Она взглянула на своих малышей и издала странный жалобный звук, вроде "ер-р-р, ер-р…" - и они начали спускаться с дерева, как послушные дети, получившие приказание. В их движениях не было ничего неуклюжего, "медвежьего". Легко и проворно они спрыгивали с ветки на ветку, пока не очутились на земле. И все трое ушли в лес.
Мне очень понравились эти послушные медвежата. Как только мать приказывала им что-нибудь, они беспрекословно подчинялись ей. Но я узнал, что сама жизнь научила их послушанию.

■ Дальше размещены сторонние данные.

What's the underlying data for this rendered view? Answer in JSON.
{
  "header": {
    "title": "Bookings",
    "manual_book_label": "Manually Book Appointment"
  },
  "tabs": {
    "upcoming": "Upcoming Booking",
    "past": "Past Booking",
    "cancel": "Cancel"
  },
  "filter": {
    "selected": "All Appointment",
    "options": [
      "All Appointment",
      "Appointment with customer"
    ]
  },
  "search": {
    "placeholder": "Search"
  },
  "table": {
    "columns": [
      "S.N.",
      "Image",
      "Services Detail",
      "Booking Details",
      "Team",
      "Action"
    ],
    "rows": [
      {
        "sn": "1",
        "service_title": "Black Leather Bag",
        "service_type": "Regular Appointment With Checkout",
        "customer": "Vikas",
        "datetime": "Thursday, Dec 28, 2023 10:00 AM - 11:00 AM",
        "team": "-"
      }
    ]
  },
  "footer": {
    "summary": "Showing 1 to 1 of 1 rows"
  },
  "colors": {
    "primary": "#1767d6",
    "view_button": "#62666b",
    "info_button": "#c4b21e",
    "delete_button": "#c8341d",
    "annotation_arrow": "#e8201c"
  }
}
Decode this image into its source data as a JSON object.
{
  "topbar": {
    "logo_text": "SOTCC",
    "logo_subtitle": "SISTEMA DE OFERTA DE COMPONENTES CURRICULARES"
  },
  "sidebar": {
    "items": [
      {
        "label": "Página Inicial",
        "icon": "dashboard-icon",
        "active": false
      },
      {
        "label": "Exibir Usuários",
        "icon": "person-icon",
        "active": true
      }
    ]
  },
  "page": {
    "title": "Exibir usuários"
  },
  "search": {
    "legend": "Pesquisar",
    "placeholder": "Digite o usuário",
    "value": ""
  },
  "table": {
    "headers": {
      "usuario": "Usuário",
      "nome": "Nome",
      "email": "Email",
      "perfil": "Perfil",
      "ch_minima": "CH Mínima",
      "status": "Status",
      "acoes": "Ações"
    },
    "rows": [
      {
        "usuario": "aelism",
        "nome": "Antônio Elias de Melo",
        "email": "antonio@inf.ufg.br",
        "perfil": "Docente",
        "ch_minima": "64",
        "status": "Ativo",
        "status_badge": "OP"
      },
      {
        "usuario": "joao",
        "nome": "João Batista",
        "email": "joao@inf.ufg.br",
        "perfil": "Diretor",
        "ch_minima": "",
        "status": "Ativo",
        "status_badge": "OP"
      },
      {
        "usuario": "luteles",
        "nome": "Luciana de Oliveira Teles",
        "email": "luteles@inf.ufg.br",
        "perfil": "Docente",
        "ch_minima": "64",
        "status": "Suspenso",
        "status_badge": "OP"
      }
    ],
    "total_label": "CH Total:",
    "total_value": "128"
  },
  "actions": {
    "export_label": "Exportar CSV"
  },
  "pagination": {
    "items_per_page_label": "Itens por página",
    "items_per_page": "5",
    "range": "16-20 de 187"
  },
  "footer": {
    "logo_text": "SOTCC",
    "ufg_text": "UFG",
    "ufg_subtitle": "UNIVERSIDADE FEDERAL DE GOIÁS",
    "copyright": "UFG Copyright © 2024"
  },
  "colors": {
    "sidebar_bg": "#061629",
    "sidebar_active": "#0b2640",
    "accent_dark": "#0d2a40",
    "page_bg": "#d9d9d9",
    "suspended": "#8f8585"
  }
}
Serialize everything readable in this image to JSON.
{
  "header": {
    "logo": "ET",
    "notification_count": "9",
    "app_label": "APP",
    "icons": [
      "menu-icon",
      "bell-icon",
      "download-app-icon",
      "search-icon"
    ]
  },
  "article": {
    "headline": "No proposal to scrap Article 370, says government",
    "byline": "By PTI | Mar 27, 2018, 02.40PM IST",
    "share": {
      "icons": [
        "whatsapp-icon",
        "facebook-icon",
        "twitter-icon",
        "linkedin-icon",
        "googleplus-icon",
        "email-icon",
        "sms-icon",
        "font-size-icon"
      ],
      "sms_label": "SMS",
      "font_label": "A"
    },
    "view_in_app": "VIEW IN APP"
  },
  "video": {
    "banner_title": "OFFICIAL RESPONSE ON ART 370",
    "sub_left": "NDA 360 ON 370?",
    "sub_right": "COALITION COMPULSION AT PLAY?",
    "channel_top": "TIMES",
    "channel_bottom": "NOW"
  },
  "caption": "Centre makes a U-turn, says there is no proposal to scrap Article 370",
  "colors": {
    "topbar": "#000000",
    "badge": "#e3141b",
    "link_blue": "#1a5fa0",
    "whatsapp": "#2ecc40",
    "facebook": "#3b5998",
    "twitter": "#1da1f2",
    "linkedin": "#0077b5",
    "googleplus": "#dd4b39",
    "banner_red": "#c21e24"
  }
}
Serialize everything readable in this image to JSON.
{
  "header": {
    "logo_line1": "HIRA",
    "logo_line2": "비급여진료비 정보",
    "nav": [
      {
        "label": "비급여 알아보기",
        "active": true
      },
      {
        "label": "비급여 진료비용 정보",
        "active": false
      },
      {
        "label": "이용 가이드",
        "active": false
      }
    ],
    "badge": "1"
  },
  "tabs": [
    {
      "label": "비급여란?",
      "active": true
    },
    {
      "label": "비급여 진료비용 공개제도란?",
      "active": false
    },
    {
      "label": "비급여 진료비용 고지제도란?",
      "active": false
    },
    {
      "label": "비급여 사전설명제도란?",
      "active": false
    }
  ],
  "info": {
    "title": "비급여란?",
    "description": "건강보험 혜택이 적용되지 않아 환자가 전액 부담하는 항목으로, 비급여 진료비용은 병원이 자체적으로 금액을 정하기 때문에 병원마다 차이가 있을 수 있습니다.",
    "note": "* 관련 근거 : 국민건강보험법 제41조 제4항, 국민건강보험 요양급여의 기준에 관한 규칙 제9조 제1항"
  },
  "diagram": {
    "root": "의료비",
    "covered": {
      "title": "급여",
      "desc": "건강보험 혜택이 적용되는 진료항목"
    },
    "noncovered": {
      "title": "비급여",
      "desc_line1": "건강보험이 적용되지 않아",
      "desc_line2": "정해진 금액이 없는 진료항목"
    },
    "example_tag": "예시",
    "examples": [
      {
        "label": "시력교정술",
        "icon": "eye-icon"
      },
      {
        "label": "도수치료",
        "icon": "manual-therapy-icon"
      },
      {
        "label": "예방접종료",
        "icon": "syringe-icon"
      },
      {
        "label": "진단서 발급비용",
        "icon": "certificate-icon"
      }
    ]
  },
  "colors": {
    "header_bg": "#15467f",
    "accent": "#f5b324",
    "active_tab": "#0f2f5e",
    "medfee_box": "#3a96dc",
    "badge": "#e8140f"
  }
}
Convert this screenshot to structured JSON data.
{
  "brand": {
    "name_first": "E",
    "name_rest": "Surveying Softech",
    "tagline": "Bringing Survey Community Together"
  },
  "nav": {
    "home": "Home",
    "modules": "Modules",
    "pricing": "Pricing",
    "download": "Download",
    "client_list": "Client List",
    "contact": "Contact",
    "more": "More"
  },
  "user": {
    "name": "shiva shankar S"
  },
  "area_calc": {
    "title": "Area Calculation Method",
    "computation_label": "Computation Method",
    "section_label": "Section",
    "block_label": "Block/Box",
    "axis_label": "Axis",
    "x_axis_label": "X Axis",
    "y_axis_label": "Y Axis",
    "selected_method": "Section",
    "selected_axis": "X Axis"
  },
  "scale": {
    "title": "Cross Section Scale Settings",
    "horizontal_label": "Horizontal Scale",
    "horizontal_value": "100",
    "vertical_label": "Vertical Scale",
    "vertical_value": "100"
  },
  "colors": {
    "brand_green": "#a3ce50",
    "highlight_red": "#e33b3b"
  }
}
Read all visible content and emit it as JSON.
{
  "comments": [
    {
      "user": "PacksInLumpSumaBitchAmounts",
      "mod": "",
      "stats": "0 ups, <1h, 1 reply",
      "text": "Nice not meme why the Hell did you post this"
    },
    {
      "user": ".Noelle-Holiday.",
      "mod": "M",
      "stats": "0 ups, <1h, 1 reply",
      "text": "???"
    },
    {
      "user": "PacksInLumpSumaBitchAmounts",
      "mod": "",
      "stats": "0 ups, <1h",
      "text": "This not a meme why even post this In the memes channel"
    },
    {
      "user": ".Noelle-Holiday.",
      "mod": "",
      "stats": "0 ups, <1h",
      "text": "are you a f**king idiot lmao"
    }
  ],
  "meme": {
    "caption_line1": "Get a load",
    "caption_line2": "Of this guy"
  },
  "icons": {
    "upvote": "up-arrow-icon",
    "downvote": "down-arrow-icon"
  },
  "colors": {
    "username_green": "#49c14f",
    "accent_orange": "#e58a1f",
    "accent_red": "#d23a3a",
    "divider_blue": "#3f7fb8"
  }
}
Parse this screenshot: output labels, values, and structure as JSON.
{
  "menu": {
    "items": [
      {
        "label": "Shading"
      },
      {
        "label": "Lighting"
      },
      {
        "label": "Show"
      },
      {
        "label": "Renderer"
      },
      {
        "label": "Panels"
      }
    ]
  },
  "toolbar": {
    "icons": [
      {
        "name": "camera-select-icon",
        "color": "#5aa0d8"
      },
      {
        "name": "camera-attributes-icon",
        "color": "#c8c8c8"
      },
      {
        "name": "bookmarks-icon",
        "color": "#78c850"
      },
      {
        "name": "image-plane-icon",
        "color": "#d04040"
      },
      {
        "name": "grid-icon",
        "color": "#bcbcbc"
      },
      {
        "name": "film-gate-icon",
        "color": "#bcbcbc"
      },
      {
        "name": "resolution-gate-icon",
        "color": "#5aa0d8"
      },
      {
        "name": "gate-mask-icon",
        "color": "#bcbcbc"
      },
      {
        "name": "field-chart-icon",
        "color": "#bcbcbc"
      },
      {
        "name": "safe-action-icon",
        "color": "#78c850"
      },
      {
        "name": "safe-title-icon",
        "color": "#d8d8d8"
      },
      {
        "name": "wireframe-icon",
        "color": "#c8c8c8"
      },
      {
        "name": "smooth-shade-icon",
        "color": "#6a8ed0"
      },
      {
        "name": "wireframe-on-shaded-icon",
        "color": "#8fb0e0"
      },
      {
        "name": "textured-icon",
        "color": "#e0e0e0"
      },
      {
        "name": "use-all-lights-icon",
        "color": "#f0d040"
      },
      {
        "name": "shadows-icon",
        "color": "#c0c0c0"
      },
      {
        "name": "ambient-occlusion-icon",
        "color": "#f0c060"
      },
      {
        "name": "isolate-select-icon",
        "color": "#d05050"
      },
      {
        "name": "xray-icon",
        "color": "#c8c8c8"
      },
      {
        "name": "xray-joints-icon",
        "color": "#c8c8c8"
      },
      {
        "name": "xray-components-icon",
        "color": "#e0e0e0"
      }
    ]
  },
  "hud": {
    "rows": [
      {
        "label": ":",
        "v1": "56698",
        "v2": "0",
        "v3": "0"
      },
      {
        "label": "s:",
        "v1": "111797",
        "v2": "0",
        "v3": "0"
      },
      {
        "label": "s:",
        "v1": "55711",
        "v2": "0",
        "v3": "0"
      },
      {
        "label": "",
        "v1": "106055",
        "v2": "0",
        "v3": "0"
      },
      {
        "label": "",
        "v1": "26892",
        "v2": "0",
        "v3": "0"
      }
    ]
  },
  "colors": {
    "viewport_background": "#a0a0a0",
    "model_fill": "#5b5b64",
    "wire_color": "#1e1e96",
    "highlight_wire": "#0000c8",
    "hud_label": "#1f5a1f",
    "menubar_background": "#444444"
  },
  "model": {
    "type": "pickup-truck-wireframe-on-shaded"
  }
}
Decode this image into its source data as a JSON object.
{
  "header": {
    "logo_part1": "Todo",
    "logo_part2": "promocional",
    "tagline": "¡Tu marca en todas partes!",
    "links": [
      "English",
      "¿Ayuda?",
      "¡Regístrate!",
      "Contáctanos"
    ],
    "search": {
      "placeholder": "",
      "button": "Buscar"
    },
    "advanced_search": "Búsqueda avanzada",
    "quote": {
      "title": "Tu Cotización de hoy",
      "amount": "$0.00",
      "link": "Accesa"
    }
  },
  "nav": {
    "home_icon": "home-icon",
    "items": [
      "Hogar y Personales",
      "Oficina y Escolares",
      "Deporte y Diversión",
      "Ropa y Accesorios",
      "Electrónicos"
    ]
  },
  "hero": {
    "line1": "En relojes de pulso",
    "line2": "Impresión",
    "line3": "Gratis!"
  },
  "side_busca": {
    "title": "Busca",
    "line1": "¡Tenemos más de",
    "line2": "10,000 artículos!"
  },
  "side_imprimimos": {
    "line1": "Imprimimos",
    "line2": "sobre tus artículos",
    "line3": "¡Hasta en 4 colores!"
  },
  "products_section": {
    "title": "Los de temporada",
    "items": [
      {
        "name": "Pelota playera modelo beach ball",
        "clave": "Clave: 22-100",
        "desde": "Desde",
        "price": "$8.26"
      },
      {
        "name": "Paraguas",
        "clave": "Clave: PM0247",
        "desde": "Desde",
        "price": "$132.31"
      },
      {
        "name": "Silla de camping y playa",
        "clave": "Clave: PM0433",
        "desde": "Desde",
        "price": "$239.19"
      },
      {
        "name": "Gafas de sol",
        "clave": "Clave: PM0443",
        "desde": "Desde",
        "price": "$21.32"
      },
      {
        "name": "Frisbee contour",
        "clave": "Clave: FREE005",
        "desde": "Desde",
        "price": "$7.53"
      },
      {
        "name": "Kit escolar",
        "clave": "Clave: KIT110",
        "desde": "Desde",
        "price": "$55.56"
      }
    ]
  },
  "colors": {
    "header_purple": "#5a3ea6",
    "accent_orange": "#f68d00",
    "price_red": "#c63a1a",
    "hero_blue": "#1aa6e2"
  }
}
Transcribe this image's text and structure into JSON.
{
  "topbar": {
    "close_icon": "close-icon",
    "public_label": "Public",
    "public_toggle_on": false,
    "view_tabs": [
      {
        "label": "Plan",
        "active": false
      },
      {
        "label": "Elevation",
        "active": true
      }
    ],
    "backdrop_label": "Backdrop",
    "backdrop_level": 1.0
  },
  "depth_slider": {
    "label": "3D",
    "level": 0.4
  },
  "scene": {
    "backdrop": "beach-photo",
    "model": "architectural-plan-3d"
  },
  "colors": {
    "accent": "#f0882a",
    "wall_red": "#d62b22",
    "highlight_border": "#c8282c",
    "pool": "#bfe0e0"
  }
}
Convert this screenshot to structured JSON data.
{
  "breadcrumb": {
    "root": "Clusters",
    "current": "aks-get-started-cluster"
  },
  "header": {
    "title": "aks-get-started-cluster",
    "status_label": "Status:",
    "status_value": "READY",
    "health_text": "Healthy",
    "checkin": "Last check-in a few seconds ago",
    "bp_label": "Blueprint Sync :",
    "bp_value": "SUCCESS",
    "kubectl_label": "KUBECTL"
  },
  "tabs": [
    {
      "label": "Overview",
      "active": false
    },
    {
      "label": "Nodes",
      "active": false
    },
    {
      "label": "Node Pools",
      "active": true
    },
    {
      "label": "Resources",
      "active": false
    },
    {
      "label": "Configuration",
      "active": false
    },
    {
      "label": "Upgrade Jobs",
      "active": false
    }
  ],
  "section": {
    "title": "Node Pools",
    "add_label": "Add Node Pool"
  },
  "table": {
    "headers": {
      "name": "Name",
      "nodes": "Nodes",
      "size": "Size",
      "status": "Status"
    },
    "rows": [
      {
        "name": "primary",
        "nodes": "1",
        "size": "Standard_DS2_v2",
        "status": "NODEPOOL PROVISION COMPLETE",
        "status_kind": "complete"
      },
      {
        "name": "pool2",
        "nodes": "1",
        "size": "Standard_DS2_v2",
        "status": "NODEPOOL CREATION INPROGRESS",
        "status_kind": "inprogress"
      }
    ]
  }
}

Так мне удалось с первых же шагов довольно удачно заглянуть в семейную жизнь медведей. Ради этого стоило сюда приехать, даже если бы этим дело и ограничилось. Но мои друзья в гостинице сказали мне, что я попал далеко не в лучшее место для наблюдений. Они советовали мне пройти за четверть мили, на свалку в лесу, где, по их словам, я могу увидеть сколько угодно медведей.
На следующий день рано утром я направился к этой медвежьей столовой, расположенной посреди сосен, и спрятался в ближайших кустах.
Ждать пришлось недолго. Из лесу тихо вышел большой черный медведь. Подойдя к свалке, он принялся раскапывать кучу и пожирать отбросы. Он был все время настороже, приседал на задние лапы и оглядывался при всяком шорохе или отбегал на несколько шагов, как будто в испуге. Наконец, при появлении другого медведя, он поднял уши и бросился наутек под сосны.
Второй медведь вел себя так же боязливо и тотчас убежал, едва я зашевелился в кустах, пытаясь лучше его разглядеть.
Вначале я и сам волновался. Ведь носить оружие в Йеллоустонском парке строго воспрещено, и у меня не было даже палки. Но робкое поведение самих медведей меня успокоило. Я с жадностью рассматривал этих больших косматых животных, заглядывал в их домашнюю жизнь.
Однако вскоре я убедился, что избранный мною наблюдательный пункт недостаточно хорош, так как он находился шагах в семидесяти пяти от мусорной кучи. А ближе не было ни одного куста, за которым можно было бы укрыться. Тогда я сделал единственное, что мне оставалось: подошел к самой куче и, выкопав в ней углубление, достаточное для того, чтобы в нем спрятаться, пробыл там целый день, окруженный капустными стеблями, картофельной шелухой, жестянками из-под томатов и гниющими остатками мяса. Это место мне нравилось гораздо меньше, чем мухам. В самом деле, аромат медвежьей столовой был настолько неприятен, что когда я вернулся вечером в гостиницу, мне не позволили войти в нее, пока я не переоделся в лесу.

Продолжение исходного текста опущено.